Que si la juridiction du jury me paraît nécessaire dans une bonne loi de presse, il me paraîtrait surtout indispensable, dans certains cas où la loi, dans sa rédaction douteuse, laisse place à trop de latitude pour l’accusation, où elle permet trop de confondre ce qui est outrage à la morale publique et aux bonnes mœurs et ce qui n’est qu’une attaque théorique à des croyances religieuses qu’on est libre de ne point partager et même de combattre. Le jury seul, dans ces sortes de cas, comme d’ailleurs en beaucoup d’autres, me paraît offrir toutes les garanties, y compris celle de l’indifférence.

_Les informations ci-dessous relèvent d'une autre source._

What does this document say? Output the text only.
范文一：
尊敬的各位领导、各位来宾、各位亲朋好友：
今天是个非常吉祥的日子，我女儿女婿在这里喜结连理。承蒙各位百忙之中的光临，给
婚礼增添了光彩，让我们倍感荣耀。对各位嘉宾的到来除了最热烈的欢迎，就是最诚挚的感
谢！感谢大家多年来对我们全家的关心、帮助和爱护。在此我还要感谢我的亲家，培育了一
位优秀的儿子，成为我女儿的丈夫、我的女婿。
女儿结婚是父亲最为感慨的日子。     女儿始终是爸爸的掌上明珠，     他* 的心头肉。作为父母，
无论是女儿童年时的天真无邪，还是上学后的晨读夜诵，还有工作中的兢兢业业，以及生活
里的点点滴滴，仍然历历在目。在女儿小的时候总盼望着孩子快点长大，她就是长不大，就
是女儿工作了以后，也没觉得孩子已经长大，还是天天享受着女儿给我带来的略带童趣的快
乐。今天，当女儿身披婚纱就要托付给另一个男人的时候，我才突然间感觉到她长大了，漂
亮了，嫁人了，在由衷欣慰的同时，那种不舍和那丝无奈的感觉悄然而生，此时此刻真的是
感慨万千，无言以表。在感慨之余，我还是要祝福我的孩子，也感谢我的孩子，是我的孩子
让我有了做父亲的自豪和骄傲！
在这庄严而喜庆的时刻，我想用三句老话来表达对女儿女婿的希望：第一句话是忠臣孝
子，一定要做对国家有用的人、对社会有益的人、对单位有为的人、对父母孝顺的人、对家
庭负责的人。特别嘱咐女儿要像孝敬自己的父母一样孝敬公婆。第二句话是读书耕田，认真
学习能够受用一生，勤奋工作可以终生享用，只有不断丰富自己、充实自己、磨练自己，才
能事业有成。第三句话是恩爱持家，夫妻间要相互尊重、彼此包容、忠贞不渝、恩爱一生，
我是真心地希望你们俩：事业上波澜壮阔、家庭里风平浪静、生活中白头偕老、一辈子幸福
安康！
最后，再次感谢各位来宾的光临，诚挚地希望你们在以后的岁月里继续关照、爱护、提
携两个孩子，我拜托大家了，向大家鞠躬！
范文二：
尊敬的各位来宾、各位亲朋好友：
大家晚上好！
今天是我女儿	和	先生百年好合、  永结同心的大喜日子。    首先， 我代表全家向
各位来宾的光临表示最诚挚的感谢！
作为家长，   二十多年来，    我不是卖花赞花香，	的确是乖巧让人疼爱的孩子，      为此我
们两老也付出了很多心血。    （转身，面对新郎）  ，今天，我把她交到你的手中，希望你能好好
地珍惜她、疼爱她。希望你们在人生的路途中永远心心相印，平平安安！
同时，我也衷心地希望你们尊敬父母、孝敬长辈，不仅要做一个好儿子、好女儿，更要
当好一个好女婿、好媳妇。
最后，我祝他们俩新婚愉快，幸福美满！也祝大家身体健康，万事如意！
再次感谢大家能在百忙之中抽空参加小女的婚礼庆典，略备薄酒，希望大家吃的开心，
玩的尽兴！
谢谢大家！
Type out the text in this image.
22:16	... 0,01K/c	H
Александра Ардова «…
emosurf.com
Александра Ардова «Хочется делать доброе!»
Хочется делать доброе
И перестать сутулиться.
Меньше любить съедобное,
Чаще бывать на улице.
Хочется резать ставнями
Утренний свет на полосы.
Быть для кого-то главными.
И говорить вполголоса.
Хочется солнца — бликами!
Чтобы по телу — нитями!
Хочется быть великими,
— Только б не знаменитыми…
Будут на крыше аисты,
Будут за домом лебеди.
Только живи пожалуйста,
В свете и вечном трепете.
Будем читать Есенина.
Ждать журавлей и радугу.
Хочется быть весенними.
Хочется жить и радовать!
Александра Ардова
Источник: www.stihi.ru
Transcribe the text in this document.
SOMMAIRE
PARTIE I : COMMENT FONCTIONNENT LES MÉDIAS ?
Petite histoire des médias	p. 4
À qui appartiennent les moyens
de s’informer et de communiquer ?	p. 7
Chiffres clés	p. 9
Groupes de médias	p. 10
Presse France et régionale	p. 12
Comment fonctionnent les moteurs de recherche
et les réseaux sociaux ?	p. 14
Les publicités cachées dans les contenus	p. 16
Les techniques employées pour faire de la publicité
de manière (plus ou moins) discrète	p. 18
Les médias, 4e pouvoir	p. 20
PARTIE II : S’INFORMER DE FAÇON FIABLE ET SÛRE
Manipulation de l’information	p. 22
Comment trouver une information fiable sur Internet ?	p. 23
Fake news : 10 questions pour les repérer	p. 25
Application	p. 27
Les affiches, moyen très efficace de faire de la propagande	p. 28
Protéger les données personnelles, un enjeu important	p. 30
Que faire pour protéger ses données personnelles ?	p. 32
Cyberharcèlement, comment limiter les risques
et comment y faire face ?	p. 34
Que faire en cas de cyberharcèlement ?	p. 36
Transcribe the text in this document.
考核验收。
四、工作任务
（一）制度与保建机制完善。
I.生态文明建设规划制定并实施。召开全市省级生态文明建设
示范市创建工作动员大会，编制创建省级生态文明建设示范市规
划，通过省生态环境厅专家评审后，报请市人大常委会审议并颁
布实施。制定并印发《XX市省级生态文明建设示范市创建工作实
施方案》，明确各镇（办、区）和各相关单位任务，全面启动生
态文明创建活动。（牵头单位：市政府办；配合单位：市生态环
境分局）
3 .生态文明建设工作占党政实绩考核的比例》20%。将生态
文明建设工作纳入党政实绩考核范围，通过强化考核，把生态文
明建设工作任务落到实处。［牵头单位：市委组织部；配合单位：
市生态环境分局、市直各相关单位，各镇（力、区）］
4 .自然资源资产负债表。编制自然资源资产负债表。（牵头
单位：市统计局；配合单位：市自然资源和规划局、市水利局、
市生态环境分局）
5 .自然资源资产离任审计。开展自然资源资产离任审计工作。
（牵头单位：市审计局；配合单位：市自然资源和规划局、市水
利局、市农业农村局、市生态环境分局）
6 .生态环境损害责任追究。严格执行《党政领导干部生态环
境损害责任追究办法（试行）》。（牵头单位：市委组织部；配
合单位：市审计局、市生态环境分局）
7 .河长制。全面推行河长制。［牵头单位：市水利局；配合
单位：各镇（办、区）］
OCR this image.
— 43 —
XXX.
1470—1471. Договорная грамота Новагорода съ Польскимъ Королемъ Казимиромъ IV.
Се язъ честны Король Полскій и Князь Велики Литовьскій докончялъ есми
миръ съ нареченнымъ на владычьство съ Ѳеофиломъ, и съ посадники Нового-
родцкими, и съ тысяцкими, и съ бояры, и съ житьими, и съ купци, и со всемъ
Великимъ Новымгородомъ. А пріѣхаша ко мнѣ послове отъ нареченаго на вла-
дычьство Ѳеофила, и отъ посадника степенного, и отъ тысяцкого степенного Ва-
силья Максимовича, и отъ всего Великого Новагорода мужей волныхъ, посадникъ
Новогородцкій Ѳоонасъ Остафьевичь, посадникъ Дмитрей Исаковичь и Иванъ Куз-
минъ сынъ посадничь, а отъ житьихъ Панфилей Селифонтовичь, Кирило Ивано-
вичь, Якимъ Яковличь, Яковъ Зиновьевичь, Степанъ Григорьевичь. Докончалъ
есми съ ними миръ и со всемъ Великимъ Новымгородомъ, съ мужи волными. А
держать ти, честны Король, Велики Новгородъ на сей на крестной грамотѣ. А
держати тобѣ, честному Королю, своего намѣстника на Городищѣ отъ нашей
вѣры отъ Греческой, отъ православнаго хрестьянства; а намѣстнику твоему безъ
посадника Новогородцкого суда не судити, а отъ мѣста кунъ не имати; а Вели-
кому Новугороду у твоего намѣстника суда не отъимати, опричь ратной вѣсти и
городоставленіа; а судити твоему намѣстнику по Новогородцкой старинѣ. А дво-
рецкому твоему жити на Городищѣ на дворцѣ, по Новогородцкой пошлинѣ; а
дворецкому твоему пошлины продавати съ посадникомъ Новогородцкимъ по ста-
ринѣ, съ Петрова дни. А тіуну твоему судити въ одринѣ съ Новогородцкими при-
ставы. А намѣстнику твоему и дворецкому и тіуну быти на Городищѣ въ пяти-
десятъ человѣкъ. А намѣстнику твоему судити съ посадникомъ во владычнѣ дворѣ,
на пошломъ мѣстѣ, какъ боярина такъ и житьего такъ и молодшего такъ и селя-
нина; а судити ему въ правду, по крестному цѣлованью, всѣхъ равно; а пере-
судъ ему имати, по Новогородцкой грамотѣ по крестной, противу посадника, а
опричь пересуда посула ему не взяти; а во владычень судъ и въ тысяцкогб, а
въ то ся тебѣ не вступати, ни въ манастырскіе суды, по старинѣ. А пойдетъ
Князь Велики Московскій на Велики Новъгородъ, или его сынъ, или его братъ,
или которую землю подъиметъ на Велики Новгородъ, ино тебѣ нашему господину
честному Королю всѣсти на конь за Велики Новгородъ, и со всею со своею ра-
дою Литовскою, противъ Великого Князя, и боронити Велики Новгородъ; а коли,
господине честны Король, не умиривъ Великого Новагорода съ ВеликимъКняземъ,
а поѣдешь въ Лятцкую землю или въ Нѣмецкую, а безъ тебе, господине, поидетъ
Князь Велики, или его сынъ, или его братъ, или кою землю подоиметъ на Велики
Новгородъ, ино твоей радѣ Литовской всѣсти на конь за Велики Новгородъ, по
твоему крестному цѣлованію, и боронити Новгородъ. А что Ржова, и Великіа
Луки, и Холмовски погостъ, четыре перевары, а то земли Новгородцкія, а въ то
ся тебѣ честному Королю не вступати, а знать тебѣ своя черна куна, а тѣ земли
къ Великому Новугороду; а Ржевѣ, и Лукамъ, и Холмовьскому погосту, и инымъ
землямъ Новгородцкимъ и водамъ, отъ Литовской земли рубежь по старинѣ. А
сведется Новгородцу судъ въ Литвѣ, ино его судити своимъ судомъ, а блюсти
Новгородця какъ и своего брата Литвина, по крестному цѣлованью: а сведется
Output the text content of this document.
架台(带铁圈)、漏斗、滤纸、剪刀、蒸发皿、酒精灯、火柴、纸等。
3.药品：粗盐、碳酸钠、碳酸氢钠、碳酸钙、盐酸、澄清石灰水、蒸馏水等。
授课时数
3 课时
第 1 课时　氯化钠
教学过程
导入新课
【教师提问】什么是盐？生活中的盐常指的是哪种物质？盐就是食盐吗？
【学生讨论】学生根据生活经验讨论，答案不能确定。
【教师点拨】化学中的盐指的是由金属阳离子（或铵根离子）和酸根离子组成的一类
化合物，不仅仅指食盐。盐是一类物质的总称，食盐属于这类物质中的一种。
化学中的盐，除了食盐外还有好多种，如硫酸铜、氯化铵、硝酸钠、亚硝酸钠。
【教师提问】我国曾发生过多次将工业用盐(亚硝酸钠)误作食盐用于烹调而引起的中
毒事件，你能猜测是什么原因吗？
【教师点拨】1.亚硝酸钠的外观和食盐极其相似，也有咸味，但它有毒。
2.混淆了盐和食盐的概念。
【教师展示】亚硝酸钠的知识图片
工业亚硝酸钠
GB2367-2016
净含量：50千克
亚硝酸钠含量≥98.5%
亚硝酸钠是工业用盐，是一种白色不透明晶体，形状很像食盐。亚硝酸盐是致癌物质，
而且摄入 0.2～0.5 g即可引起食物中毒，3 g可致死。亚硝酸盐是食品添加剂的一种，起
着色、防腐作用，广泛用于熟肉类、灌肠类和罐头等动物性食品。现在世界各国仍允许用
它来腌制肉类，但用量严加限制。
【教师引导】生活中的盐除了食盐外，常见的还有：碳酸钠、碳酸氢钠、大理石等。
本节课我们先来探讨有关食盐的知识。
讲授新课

Ah ! Messieurs, toutes les fois que cette question revient, ma pensée est assaillie d’un souvenir ; ce souvenir est bien ancien et n’a rien qui puisse passionner les esprits. Sous la Restauration, le 7 août 1827, sous une juridiction pareille à celle qu’on maintient aujourd’hui, on a vu comparaître devant le tribunal de police correctionnelle un homme vénérable, un homme de bien, un philosophe éminent, M. de Sénancour, auteur d’un Résumé de l’histoire des traditions morales et religieuses ; on l’a vu, pour quelques phrases qui ne semblaient pas assez respectueuses envers les religions positives, accusé avec véhémence par un avocat du roi qui ne croyait que remplir son devoir ; on l’a vu, comme de juste, condamné par le tribunal : car, d’ordinaire et provisoirement, en pareil cas, la police correctionnelle commence par condamner. Ce n’est qu’en appel, six mois après, le 22 janvier 1828, devant la Cour royale, que le noble, l’intègre écrivain, sur la défense éloquente de Me Berville, fut renvoyé de la plainte. — Mais de quoi vous plaignez-vous vous-même, me dira-t-on, puisque cet accusé a été finalement acquitté ? — Oui, messieurs ; mais, moi aussi, j’ai voulu étudier cette question ; j’ai lu les réquisitoires du parquet d’alors, je les ai comparés à d’autres réquisitoires plus récents, et j’en ai souffert pour les honnêtes gens qui s’étaient vus obligés de soutenir, en des termes qui se ressemblent fâcheusement à toutes les époques, de semblables accusations contre un homme de bien. Ah ! déchargeons autant que possible la magistrature, — cette magistrature si respectable, si méritante, si indispensable et si vigilante à chaque heure du jour et de la nuit, si digne de reconnaissance dans le cercle étendu de ses justes attributions, — déchargeons-la le plus possible d’une responsabilité de cette nature, sujette à tant d’écarts et dont les actes, à distance, font un étrange effet en présence de l’histoire et de la postérité. Si le jury n’existait pas, c’est pour des cas de ce genre qu’il faudrait l’inventer.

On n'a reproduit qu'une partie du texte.